Kavafian and McDermott bring exceptional performance credentials to the festival’s sonatas cycle. McDermott has performed as a soloist with the New York Philharmonic, the Philadelphia Orchestra, and the orchestras of Atlanta, Dallas, St. Louis, and Seattle. Her recordings include the complete Prokofiev piano sonatas and all of Gershwin’s music for piano and orchestra. Kavafian was a longtime member of the Beaux Arts Trio and the pioneering TASHI ensemble. Her recordings include collaborations with the Guarneri Quartet; she has also toured and recorded with Chick Corea and Wynton Marsalis.

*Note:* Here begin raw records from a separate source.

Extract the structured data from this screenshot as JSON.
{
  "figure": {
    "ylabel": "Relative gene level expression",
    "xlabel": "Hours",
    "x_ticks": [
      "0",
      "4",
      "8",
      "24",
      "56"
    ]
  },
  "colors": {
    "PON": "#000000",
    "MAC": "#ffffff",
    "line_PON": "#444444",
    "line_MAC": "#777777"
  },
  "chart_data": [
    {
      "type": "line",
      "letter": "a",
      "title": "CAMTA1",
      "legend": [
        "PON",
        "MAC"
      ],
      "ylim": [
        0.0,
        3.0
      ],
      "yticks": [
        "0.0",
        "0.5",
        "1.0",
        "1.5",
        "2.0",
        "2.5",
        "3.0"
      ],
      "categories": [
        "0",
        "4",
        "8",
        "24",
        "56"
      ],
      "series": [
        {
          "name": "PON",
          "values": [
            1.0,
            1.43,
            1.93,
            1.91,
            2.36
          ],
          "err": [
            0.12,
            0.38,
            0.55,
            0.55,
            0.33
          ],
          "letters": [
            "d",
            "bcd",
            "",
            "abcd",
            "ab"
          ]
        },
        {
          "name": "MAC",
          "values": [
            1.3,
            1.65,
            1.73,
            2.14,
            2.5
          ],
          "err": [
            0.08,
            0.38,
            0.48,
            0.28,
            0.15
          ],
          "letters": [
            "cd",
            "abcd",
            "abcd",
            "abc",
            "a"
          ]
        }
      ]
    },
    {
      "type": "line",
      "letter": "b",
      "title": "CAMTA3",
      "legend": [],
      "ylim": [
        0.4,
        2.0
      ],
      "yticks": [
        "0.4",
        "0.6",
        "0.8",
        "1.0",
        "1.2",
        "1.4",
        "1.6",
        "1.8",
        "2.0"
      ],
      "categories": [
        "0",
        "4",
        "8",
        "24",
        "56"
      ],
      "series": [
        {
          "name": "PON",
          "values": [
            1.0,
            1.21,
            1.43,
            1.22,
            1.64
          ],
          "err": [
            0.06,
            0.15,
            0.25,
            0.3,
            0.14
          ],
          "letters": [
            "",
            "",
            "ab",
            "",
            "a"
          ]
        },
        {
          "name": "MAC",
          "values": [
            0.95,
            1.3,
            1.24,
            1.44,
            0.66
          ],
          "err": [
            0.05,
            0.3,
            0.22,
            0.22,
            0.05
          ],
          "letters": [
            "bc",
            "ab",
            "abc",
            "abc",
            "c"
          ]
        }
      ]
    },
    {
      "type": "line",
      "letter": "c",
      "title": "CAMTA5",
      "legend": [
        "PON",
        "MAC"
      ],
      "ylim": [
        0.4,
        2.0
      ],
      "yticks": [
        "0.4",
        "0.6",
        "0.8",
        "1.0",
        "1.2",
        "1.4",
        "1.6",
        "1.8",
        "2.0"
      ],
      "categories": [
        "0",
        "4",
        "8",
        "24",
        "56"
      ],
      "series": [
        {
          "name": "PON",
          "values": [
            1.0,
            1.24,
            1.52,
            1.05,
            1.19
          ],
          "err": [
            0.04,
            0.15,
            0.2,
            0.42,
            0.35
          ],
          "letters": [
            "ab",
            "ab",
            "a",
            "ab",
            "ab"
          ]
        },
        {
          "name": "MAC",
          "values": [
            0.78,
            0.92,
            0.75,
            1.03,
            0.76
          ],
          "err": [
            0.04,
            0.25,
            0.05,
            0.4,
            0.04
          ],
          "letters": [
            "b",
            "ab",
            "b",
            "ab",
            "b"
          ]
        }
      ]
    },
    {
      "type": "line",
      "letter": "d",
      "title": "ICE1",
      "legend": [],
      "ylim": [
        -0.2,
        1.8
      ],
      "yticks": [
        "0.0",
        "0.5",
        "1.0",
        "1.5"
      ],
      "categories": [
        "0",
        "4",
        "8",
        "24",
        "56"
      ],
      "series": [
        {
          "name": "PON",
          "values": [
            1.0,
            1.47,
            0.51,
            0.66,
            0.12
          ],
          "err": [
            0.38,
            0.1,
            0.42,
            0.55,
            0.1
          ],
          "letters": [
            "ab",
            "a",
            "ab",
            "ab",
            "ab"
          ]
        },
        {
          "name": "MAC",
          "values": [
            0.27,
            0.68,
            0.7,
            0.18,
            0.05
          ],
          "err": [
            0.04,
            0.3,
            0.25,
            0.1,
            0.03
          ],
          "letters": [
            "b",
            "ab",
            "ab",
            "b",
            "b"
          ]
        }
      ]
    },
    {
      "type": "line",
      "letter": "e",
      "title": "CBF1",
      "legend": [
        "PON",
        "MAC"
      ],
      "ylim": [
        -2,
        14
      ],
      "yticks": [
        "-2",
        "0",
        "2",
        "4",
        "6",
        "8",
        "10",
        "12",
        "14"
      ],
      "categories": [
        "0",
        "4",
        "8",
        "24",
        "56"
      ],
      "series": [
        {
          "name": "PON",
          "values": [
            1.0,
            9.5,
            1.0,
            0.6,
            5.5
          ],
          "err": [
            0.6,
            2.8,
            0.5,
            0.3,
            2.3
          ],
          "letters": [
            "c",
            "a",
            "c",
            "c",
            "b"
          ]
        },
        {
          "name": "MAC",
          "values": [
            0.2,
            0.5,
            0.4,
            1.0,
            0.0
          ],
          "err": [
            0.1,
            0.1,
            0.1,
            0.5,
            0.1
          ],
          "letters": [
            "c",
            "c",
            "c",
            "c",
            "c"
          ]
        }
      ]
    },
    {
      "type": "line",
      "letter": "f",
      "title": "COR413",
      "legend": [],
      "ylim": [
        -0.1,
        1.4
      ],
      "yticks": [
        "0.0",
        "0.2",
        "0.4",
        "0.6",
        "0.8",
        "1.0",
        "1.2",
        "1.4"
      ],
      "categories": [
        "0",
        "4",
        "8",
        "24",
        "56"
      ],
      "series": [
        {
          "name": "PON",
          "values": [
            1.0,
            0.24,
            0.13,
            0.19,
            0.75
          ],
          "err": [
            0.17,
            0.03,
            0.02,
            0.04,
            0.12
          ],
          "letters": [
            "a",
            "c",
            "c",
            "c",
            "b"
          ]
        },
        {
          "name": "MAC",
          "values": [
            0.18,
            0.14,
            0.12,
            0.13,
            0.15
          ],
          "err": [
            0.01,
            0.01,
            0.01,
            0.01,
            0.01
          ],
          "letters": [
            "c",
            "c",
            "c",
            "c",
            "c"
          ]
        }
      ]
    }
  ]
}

Both women serve as artistic leaders of important chamber music groups. Kavafian was the founding
artistic director of Colorado’s Bravo! Vail Music Festival and New Mexico’s Music From Angel Fire, now in its 36th season. McDermott has been Bravo! Vail’s artistic director since 2011; she’s also the artistic director for Florida’s Ocean Reef Chamber Music Festival and curator for chamber music for the Mainly Mozart Festival in San Diego.
TUESDAY, AUG. 13
Beethoven wrote the first three sonatas when he was 27. They are the work of a confident young composer who has mastered the prevailing style and is starting to deepen its expressive possibilities. The first, in D major, features many fast key changes and sudden dynamic contrasts. During the third movement, the music comically jumps into a completely unexpected key and then out again, as if the composer made a composition mistake and forgot to go back and correct it. Beethoven’s sense of humor also comes to the fore in the second sonata, which seems to end with a big final cadence by the violin, only to have the piano continue for another two measures. The third sonata, in E-flat major, is especially notable for its virtuoso piano part and the deeply emotional middle movement.
WEDNESDAY, AUG.14
Sonatas four through seven see Beethoven expanding the scope by starting to add a fourth, contrasting movement. They’re scherzos, which are relatively short and are in a triple meter, so they have the feeling of a waltz. Scherzo is the Italian word for “joke,” and they can have a comic aspect — as in the fifth sonata, in which the violin sounds like it can’t keep up with the piano. Beethoven also widens his emotional palette by choosing minor keys for two of these pieces. The seventh sonata is especially interesting. It’s in C minor, which is Beethoven’s choice to convey intense drama, as in the Funeral March from his Eroica symphony, which he was starting to sketch out at the time, and in the fifth symphony. The seventh sonata also contains several structural innovations that prefigure his later compositions.
THURSDAY, AUG. 15
The final program’s most remarkable work is the ninth sonata, the Kreutzer Sonata, because it’s so unlike all the others. It’s much longer — with an incredibly showy and difficult violin part — and much more dramatic. In reality, it sounds like a violin concerto with the orchestra replaced by a piano. It starts with a slow introduction, followed by an agitated presto movement. The second movement is more relaxed; the third returns to top speed with a tarantella, a fiery Italian folk dance. The
program-opening eighth sonata, in G major, shows Beethoven at his sunniest and most charming, reflecting the time he spent in a forest outside Vienna during its composition. A nearly 10-year gap separates the tenth and final sonata from the ninth. Beethoven wrote it shortly after finishing his seventh and eighth symphonies, so here his mature style, with its probing intensity, is fully in evidence. Because it was written for Pierre Rode’s relatively restrained playing style, the tenth sonata has fewer violin pyrotechnics than most of the others.